Hackett put the glass pot on the table and picked up his hat, seeming about to depart. He stopped, however, and raised a hand to his forehead, acting the part of a man suddenly struck by a thought. “Did I mention, by the way, Packie,” he said, “that Minor, the newspaper chap, got himself killed — murdered, in fact?”
Again Quirke seemed to feel the curved walls around them drawing inwards sharply. The poteen had set up a buzzing in his head that was distracting in a faintly euphoric way — he was getting drunk, in other words, and was glad of it. He looked about. He had finished his cigarette and did not know what to do with the butt. He wondered, with vague inconsequence, where the woman kept her things, her clothes, and so on — under one of the beds, maybe? How did they live, these people? He realized he knew nothing about them or their ways. Maybe the woman did not keep her clothes here; maybe there was another caravan, for sleeping in, and dressing in. He thought of the dark glance she had cast at him, of her shining black mane of hair, of the careless slouch of her hips. He thought too of the child’s glance out of those wounded eyes. They knew something, those two, and he wondered what it was. He swallowed more poteen. His temples were tightening and his cheeks had taken on that glassy sensation that drink always brought.
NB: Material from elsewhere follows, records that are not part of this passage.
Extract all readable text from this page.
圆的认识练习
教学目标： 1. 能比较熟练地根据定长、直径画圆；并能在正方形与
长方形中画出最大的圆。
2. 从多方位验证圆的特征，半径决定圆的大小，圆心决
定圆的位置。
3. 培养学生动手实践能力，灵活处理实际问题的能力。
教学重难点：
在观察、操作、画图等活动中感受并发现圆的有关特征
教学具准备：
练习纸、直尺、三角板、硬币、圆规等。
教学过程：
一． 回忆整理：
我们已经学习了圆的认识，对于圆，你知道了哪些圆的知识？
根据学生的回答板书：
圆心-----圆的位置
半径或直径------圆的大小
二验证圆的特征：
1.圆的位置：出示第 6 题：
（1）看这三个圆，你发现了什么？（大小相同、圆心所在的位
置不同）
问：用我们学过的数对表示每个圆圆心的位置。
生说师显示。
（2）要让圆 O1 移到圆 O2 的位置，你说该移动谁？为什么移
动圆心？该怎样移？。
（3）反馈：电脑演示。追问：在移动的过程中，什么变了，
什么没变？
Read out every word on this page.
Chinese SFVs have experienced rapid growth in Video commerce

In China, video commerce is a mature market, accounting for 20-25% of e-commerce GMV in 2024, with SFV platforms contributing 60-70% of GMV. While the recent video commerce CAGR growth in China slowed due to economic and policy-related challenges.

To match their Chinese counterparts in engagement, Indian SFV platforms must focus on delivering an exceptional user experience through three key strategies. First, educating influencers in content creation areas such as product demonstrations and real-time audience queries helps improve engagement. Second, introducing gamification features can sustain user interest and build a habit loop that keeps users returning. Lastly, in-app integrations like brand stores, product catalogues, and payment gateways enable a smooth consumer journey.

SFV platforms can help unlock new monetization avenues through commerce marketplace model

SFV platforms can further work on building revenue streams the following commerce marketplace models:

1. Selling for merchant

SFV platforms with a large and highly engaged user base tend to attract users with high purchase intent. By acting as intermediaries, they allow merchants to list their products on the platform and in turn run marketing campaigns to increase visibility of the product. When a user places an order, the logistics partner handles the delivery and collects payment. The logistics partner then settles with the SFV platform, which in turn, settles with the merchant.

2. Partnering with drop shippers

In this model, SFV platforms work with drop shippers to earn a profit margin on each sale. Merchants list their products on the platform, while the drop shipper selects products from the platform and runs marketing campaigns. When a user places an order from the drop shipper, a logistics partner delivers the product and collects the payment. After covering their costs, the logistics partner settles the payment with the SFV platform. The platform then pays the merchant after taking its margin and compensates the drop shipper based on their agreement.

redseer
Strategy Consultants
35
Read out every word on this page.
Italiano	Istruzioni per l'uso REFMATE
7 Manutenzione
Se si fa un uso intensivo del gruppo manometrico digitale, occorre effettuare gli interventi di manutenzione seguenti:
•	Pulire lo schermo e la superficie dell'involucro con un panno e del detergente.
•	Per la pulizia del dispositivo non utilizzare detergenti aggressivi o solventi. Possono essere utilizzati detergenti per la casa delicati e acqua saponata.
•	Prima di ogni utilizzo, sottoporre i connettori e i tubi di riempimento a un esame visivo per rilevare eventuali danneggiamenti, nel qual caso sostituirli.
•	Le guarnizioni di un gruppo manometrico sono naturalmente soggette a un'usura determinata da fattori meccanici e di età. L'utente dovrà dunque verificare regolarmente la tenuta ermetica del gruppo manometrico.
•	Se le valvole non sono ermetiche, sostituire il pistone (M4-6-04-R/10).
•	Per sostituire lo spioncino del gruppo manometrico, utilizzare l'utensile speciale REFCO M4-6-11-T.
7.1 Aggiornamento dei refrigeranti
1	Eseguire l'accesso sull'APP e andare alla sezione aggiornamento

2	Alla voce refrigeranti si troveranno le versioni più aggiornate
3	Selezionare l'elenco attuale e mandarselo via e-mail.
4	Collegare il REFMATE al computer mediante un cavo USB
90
Packie was still leaning against the potbellied stove, gazing with studied interest at the little glass jar he was holding in his fingers.
“You know Father Mick is going away, do you, Packie?” Hackett said. “They’re sending him off to Africa, to convert the Hottentots.” He paused. “He’ll be a great loss to your people, I’d say?”
“I told you,” the tinker said, “I have no truck with them fellows.”
“Ah, but Father Mick isn’t like the rest of them, now, is he?”
Packie gave him a sullen look. “The priests is the priests.”
“I won’t deny that,” Hackett said, turning the brim of his hat in his fingers. “Does he come out here often, Father Mick?”
“He don’t come out at all, anymore,” Packie said. He lifted the glass jar to his lips and emptied it. “He’s not welcome here,” he said. “We don’t need him or his like.”